Note that the headline still claims Fiorina is “wrong,” even though Kliff’s corrected claim is merely that Fiorina hasn’t proved herself right to Kliff’s satisfaction. The
Federalist manages to find the video that eluded Kliff:
In the video in question, a technician is talking about harvesting the brain of an alive, fully formed fetus. While she tells her story, there is footage of another baby of roughly the same gestational age as the one whose brain she harvested. This baby is seen still kicking and its heart still beating.While it is obviously not the same baby as the one she harvested the brain of, the footage helps viewers to understand what a 19-week old baby looks like when hearing the testimony of an ex-employee who harvested brains from babies of the same age.
The Los Angeles Times’s
Michael Hiltzikcharacterized Fiorina’s description of the video as “a pure fabrication.” His post includes an update claiming vindication based on the Federalist piece:
The website’s own analysis shows that it’s Fiorina who is in the wrong. It acknowleges [sic] that neither of the two fetuses in the [Center for Medical Progress] video is the one referred to in CMP’s voiceover—one is “another baby of roughly the same gestational age,” it acknowledges.

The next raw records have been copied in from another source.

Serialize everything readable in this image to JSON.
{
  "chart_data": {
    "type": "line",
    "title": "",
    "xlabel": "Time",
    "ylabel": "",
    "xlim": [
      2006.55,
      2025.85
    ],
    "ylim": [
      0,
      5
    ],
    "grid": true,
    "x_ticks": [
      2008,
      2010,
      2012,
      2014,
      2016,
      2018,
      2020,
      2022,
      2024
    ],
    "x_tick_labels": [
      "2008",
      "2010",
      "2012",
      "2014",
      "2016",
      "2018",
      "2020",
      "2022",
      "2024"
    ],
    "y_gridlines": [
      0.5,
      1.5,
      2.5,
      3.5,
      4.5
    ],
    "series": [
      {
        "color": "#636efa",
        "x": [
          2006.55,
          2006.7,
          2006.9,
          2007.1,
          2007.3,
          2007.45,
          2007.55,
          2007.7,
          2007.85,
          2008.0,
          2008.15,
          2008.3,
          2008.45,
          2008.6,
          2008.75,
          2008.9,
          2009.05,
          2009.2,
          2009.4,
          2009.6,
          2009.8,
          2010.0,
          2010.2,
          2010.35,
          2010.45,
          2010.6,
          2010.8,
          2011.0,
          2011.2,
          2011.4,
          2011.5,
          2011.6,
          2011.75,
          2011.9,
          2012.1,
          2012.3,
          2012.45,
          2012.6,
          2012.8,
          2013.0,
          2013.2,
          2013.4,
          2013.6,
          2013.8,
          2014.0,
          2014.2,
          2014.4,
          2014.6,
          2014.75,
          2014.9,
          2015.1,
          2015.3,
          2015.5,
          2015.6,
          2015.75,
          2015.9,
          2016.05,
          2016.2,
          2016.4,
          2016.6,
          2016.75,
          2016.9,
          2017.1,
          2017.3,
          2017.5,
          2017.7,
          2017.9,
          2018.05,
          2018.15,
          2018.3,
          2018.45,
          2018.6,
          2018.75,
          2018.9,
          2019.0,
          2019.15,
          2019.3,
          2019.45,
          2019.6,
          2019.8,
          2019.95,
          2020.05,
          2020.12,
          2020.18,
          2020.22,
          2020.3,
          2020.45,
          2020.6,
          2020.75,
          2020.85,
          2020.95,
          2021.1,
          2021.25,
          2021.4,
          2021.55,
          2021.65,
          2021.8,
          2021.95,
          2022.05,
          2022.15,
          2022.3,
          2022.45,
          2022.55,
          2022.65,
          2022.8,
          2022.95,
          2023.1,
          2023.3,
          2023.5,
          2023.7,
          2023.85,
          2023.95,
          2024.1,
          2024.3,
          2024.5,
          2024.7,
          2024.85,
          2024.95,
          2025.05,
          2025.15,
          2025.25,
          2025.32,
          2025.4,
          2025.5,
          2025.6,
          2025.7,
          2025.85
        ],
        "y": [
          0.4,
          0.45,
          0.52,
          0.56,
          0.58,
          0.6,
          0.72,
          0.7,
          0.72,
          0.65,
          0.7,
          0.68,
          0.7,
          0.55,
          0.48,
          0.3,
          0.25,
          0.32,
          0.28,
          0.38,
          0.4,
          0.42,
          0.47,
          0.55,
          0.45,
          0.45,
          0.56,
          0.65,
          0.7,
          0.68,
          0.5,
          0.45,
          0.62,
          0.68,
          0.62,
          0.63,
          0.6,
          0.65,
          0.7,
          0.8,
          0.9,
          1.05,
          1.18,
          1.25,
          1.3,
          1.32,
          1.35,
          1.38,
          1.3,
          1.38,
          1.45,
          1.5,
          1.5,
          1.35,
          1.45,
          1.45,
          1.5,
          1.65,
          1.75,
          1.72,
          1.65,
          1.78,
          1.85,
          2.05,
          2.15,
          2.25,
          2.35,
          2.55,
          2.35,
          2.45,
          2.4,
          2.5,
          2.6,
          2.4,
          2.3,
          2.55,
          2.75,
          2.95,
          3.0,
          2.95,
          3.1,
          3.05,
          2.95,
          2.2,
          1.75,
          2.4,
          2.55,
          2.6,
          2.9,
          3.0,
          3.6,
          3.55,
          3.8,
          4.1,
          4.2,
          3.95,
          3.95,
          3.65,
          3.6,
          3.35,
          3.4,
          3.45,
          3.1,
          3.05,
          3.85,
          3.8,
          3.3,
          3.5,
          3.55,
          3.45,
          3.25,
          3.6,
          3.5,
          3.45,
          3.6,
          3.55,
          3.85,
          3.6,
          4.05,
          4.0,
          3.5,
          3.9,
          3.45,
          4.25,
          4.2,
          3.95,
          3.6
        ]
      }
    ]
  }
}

But Fiorina was accurately describing what she saw in the video. The worst one can say is that she appears to have mistaken the baby in the footage for the one the technician describes having cut up. And perhaps one can fault the video makers for creating that impression, but it seems to us the Federalist is correct when it observes that “illustrating stories with appropriate images is a common journalistic technique, one used by all media outlets.”
Now return to Krugman: “Anti-abortion activists have claimed that such things happen, but have produced no evidence, just assertions mingled with stock footage of fetuses.” That statement is false. What Krugman calls “just assertions” is the technician’s eyewitness testimony, which is a form of evidence—not incontrovertible, to be sure, but if there is evidence to controvert it, why are Planned Parenthood’s defenders so fixated on the accompanying footage?
Hiltzik answers that question: “The irony is that as the only woman in the Republican field, Fiorina has a golden opportunity to stand up for the reproductive and healthcare rights that her rivals are trampling over at every turn.” He thinks she isn’t even entitled to her opinion.